The problems are only beginning...

Discussion in 'Trading' started by capmac, Aug 14, 2007.

  1. devastation?

    it's OPPORTUNITY.

    people who overleveraged themselves will suffer

    for others, its opportunities.

    opportunities to get real estate CHEAP (just wait)

    etc.

    trading is all about buying others panic and selling their euphoria

    everybody hated gold in 1998 and loved stocks. guess what? pretty good time to go long in gold.

    everybody will start to HATE real estate pretty soon. i can't WAIT.

    as long as people take dumb risks, and misprice assets (in either direction) due to greed, fear, etc. there will be opp's for traders.

    gloom and doom serves nobody.

    these are OPPORTUNITIES for traders (and investors)
     
    #21     Aug 14, 2007
  2. Great summary!
     
    #22     Aug 14, 2007
  3. RedDuke

    RedDuke

    I remember seeing similar posts in 2000 after the decline began. It is exremely difficult to time such things on way down. It could look like a great buy 1 year from now, but you can loose a lot before you prediction turns right, but then it is too late.

    gloom and doom is fine if one really knows what he is talking about and can act upon it.

    Nobody really knows how many skeleons (leverage) there are in closets. Time will tell.
     
    #23     Aug 14, 2007
  4. I guess nothing is a big deal until you lose everything. Yes the market will come back, but you have to learn to preserve capital so you can take advantage of opportunities as they arise.
     
    #24     Aug 14, 2007

  5. But the central banks will make money. Or congrees just gets the tax payers to pick up the tab.
     
    #25     Aug 14, 2007
  6. lol, i cant get enough of your ignorance :D

     
    #26     Aug 14, 2007
  7. "I remember seeing similar posts in 2000 after the decline began.
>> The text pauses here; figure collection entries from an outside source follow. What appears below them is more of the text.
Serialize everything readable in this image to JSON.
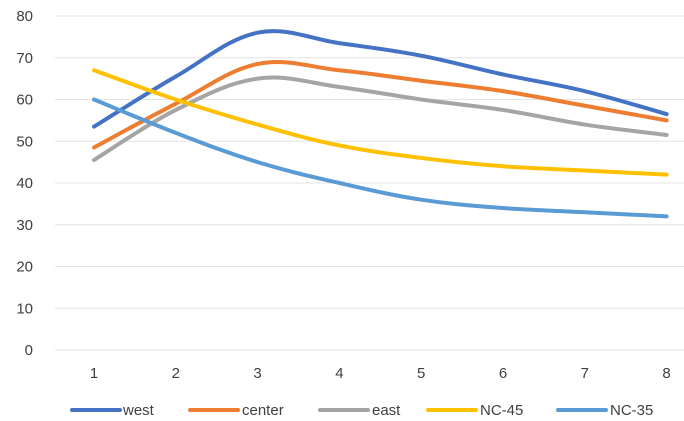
{
  "chart_data": {
    "type": "line",
    "title": "",
    "xlabel": "",
    "ylabel": "",
    "x": [
      "1",
      "2",
      "3",
      "4",
      "5",
      "6",
      "7",
      "8"
    ],
    "ylim": [
      0,
      80
    ],
    "yticks": [
      "0",
      "10",
      "20",
      "30",
      "40",
      "50",
      "60",
      "70",
      "80"
    ],
    "grid": true,
    "legend_position": "bottom",
    "series": [
      {
        "name": "west",
        "color": "#4472C4",
        "values": [
          53.5,
          65.5,
          76,
          73.5,
          70.5,
          66,
          62,
          56.5
        ]
      },
      {
        "name": "center",
        "color": "#ED7D31",
        "values": [
          48.5,
          59,
          68.5,
          67,
          64.5,
          62,
          58.5,
          55
        ]
      },
      {
        "name": "east",
        "color": "#A5A5A5",
        "values": [
          45.5,
          57.5,
          65,
          63,
          60,
          57.5,
          54,
          51.5
        ]
      },
      {
        "name": "NC-45",
        "color": "#FFC000",
        "values": [
          67,
          60,
          54,
          49,
          46,
          44,
          43,
          42
        ]
      },
      {
        "name": "NC-35",
        "color": "#5B9BD5",
        "values": [
          60,
          52,
          45,
          40,
          36,
          34,
          33,
          32
        ]
      }
    ]
  }
}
It is exremely difficult to time such things on way down. It could look like a great buy 1 year from now, but you can loose a lot before you prediction turns right, but then it is too late"

    oh rubbish. if you can't capitalize from market extremes, you aren't much of a trader.

    hmmm.

    fwiw, *i* didn't even know what trading was, but i knew mispriced assets in 1998. that's why i bought a gold fund. it almost quadrupled in the same time all the nimrods were watching the stocks that they bought at the peak of the bubble dissipate, waiting for the bounce (pull up a chart of VERT from 1999 to now if u want a laff).

    markets HAVE to misprice assets. because they are made up of people. people are emotional. buffet knows this, and every trader should know it too.

    i sold one of my houses in seattle area last month. it's been going up CONSISTENTLY (10% last year in king county), but it's clearly MISPRICED. i'll be selling another in the next 6 months.

    sell overpriced assets. invest in underpriced assets.

    lemmings don't make money.

    there is always tons of attractive stuff (from an investment angle) and there are always great trades.

    as a index futures trader, this is the best trading environment i have ever seen.

    today was the perfect example. you could have sold today's gap up with SMALL risk (nice small defined 20 pt stop) and profited from an over 150 pt run down in the dow futes.

    you can't DREAM a market like this.

    i get tired of all the gloom and doom. we are TRADERS. traders find opportunity in other's pain, devastation, hope, greed, fear, etc.

    that's what we do!

    and we provide a valuable service too! part of the capital markets - the greatest wealth creation tool ever invented
     
    #27     Aug 14, 2007
  8. First of all, using the phrase subprime is old newspaper. And it's really irrelevant now because we need to know - the markets need to know - whether we have a crisis in broad mortgage financing and what the extent of it is.

    The extent of the damage from existing MBS impairment is unknown until the collateral is liquidated according to state law and then any swaps or other offsets applied. Plus they have a term of years anyway. So this will go on for months and months. That's the law - and these are contracts - everything else is just market jive, angling, mathematical models and speculation.

    The HUGE question nobody is asking and which will kill us dead is whether and to what extent new financing through securitization is in trouble. Put simply, have any new MBS been created and sold successfully in the last few weeks? If securitization as we have come to depend on it is over, then we have to go to a new, or old, way of finance and there's going to be brutal problems.

    The answer to this question is very easy for Wall Streeters or City bankers/lawyers to find out and I sent it in to Cramer even though I don't watch. :D
     
    #28     Aug 14, 2007
  9. You are so way off from reality that it's pretty much a waste of time to even reply.
    Subprime assets at $20 trillion?
    Get real.
     
    #29     Aug 14, 2007
  10. For what it's worth . . . the two funds at Bear that got closed down were running off of 10 and 30 times respectively.

    Is there any INTELLIGENT LIFE on ET anymore these days???